It was common cause that the defendants had not been granted a mining lease or a mining licence by the Mining Board. The defendants argued that the plaintiff did not have locus standi to bring an action of eviction because it did not own the land and that there was a likelihood that granite stone was not a base mineral that fell within the definition in the act.
The judge’s view was that granite stone fell within the definition of a base mineral and the defendants were therefore undertaking a mining operation requiring a lease or licence under the act. The court further held that the defendants held a bogus land grant from the chief. It also found that under s 2 of the Mineral Rights Act the right to minerals in any land were vested in the "Basotho Nation". The judge concluded that the case was not one between landlord and tenant but between landlord (or landowner) and squatter in a situation governed by a unique and unusual land law. Accordingly, a summary judgment was entered for the plaintiff as prayed.
The court considered an appeal against the conviction and sentence of the appellant. The appellant had been convicted and sentenced for wrongfully, and unlawfully possessing 269 grains of concentrates containing gold, valued at $1 896,23 while not being the holder of a licence or permit, and not being the employee of any permit or licence holder, in contravention of s 3 of the Gold Trade Act.
In considering the evidence, the court noted that a detective constable jumped over the fence towards the back of the house and saw the appellant (who had a smelting pot in his hand) and another person. The constable succeeded in grabbing a plastic bag protruding from the appellant's pocket as he ran through a gate, dropping two gold stones in the process.
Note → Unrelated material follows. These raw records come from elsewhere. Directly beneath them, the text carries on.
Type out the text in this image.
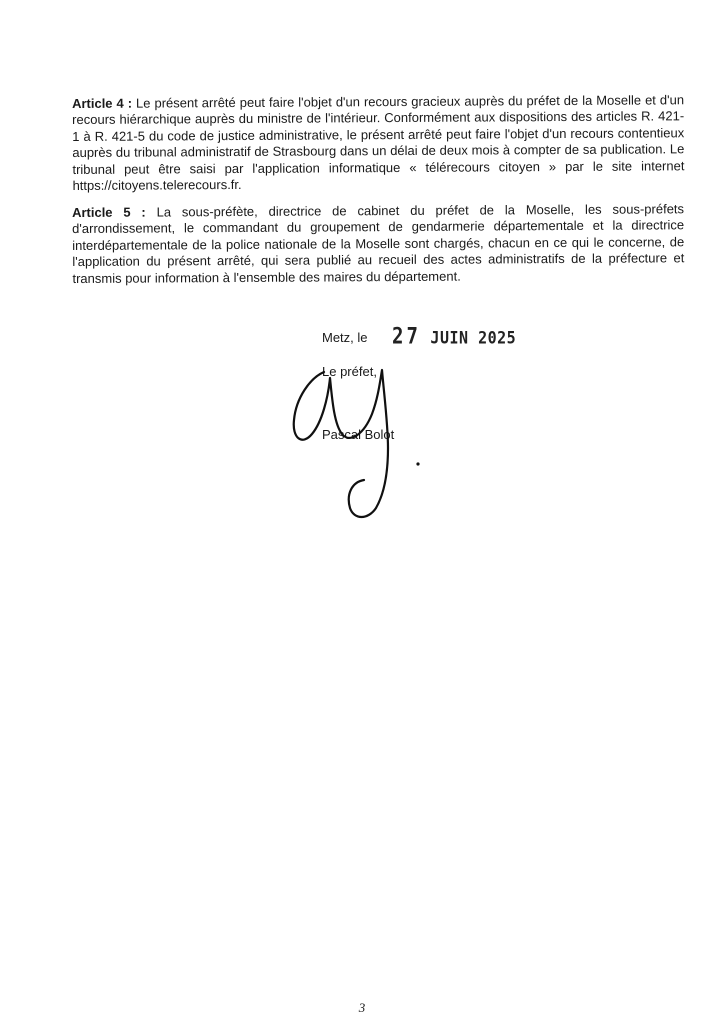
Article 4 : Le présent arrêté peut faire l'objet d'un recours gracieux auprès du préfet de la Moselle et d'un recours hiérarchique auprès du ministre de l'intérieur. Conformément aux dispositions des articles R. 421-1 à R. 421-5 du code de justice administrative, le présent arrêté peut faire l'objet d'un recours contentieux auprès du tribunal administratif de Strasbourg dans un délai de deux mois à compter de sa publication. Le tribunal peut être saisi par l'application informatique « télérecours citoyen » par le site internet https://citoyens.telerecours.fr.

Article 5 : La sous-préfète, directrice de cabinet du préfet de la Moselle, les sous-préfets d'arrondissement, le commandant du groupement de gendarmerie départementale et la directrice interdépartementale de la police nationale de la Moselle sont chargés, chacun en ce qui le concerne, de l'application du présent arrêté, qui sera publié au recueil des actes administratifs de la préfecture et transmis pour information à l'ensemble des maires du département.

Metz, le 27 JUIN 2025
Le préfet,
Pascal Bolot
3
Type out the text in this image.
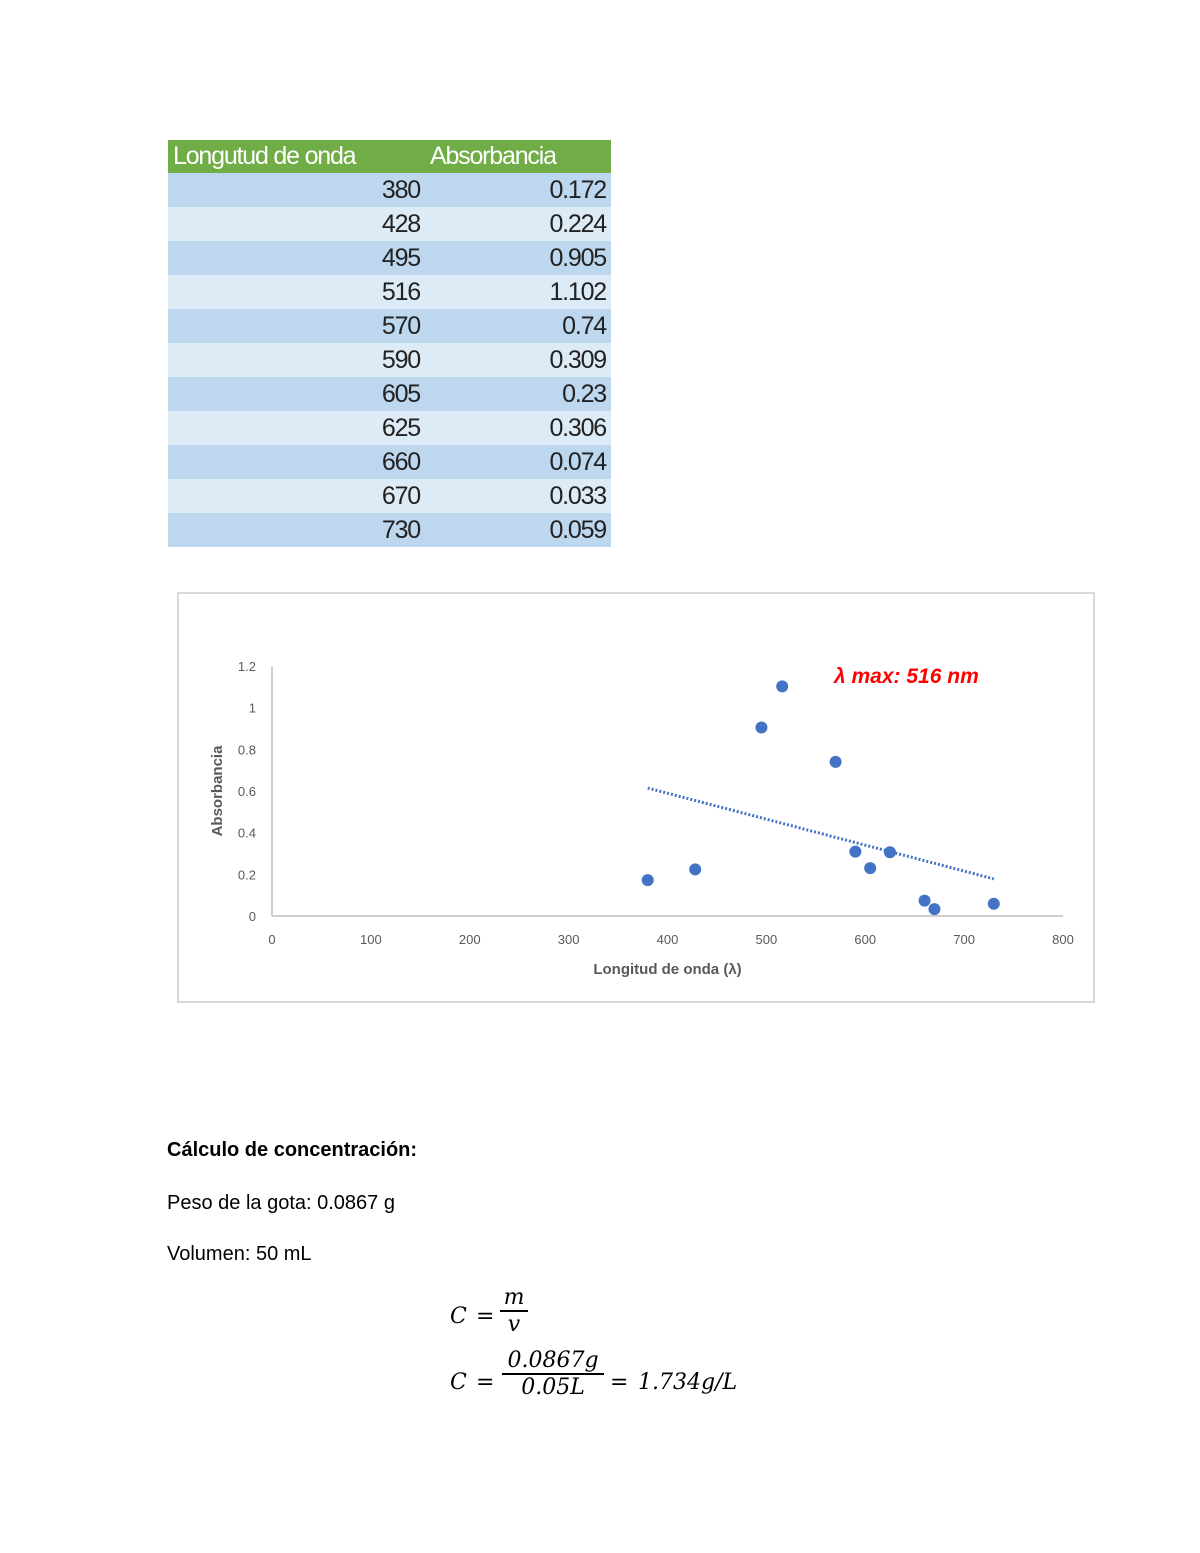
Longutud de onda	Absorbancia
380	0.172
428	0.224
495	0.905
516	1.102
570	0.74
590	0.309
605	0.23
625	0.306
660	0.074
670	0.033
730	0.059
0	100	200	300	400	500	600	700	800
0
0.2
0.4
0.6
0.8
1
1.2
Longitud de onda (λ)
Absorbancia
λ max: 516 nm
Cálculo de concentración:
Peso de la gota: 0.0867 g
Volumen: 50 mL
C =
m
v
C =
0.0867g
0.05L	= 1.734g/L
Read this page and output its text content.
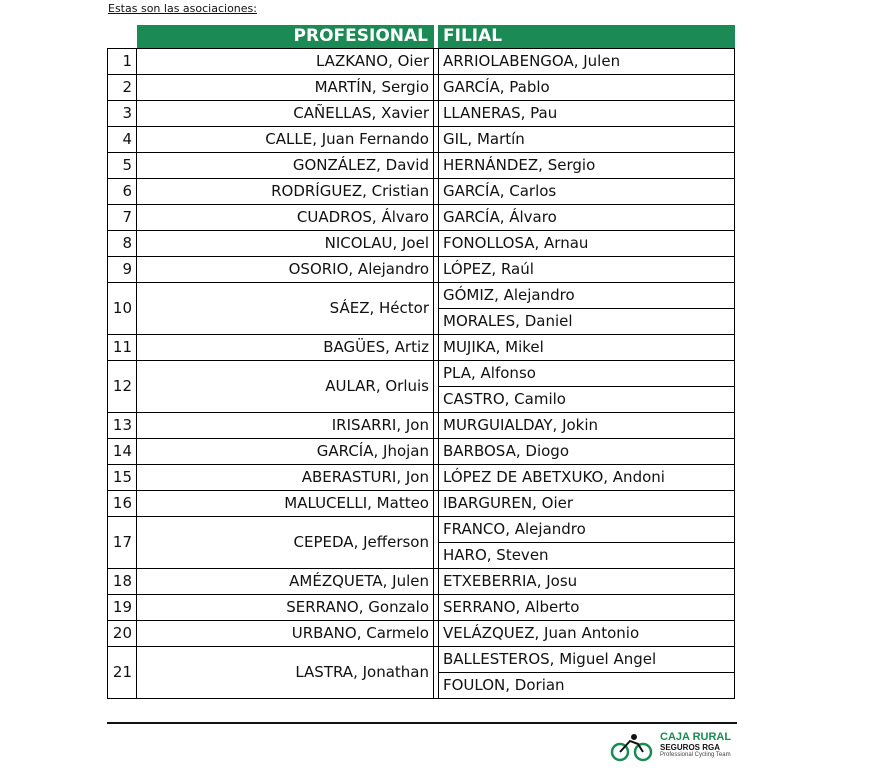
Estas son las asociaciones:
	PROFESIONAL		FILIAL
1	LAZKANO, Oier		ARRIOLABENGOA, Julen
2	MARTÍN, Sergio		GARCÍA, Pablo
3	CAÑELLAS, Xavier		LLANERAS, Pau
4	CALLE, Juan Fernando		GIL, Martín
5	GONZÁLEZ, David		HERNÁNDEZ, Sergio
6	RODRÍGUEZ, Cristian		GARCÍA, Carlos
7	CUADROS, Álvaro		GARCÍA, Álvaro
8	NICOLAU, Joel		FONOLLOSA, Arnau
9	OSORIO, Alejandro		LÓPEZ, Raúl
10	SÁEZ, Héctor		GÓMIZ, Alejandro
			MORALES, Daniel
11	BAGÜES, Artiz		MUJIKA, Mikel
12	AULAR, Orluis		PLA, Alfonso
			CASTRO, Camilo
13	IRISARRI, Jon		MURGUIALDAY, Jokin
14	GARCÍA, Jhojan		BARBOSA, Diogo
15	ABERASTURI, Jon		LÓPEZ DE ABETXUKO, Andoni
16	MALUCELLI, Matteo		IBARGUREN, Oier
17	CEPEDA, Jefferson		FRANCO, Alejandro
			HARO, Steven
18	AMÉZQUETA, Julen		ETXEBERRIA, Josu
19	SERRANO, Gonzalo		SERRANO, Alberto
20	URBANO, Carmelo		VELÁZQUEZ, Juan Antonio
21	LASTRA, Jonathan		BALLESTEROS, Miguel Angel
			FOULON, Dorian
CAJA RURAL
SEGUROS RGA
Professional Cycling Team
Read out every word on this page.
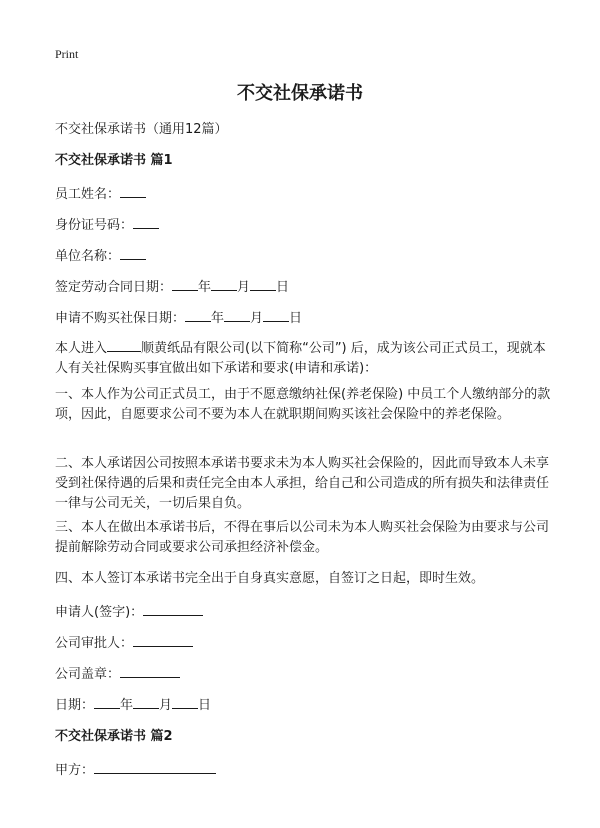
Print
不交社保承诺书
不交社保承诺书（通用12篇）
不交社保承诺书 篇1
员工姓名：
身份证号码：
单位名称：
签定劳动合同日期： 年 月 日
申请不购买社保日期： 年 月 日
本人进入	顺黄纸品有限公司(以下简称“公司”) 后，成为该公司正式员工，现就本人有关社保购买事宜做出如下承诺和要求(申请和承诺)：
一、本人作为公司正式员工，由于不愿意缴纳社保(养老保险) 中员工个人缴纳部分的款项，因此，自愿要求公司不要为本人在就职期间购买该社会保险中的养老保险。
二、本人承诺因公司按照本承诺书要求未为本人购买社会保险的，因此而导致本人未享受到社保待遇的后果和责任完全由本人承担，给自己和公司造成的所有损失和法律责任一律与公司无关，一切后果自负。
三、本人在做出本承诺书后，不得在事后以公司未为本人购买社会保险为由要求与公司提前解除劳动合同或要求公司承担经济补偿金。
四、本人签订本承诺书完全出于自身真实意愿，自签订之日起，即时生效。
申请人(签字)：
公司审批人：
公司盖章：
日期： 年 月 日
不交社保承诺书 篇2
甲方：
The appellant was later arrested, giving a warned and cautioned statement, in the presence of his legal practitioner.
The court upheld that although the statement made it very clear that the appellant knew that gold was being smelted in his workshop, his defence was that he was unaware of that fact until the police were about to come on the scene. This explanation might have raised a modicum of doubt but since it had been confirmed some months later in the presence of the appellant's legal representative, it was inherently improbable.
The court found that on that state of the evidence, it was quite clear that the conviction was fully justified on the facts and the appeal was thus dismissed.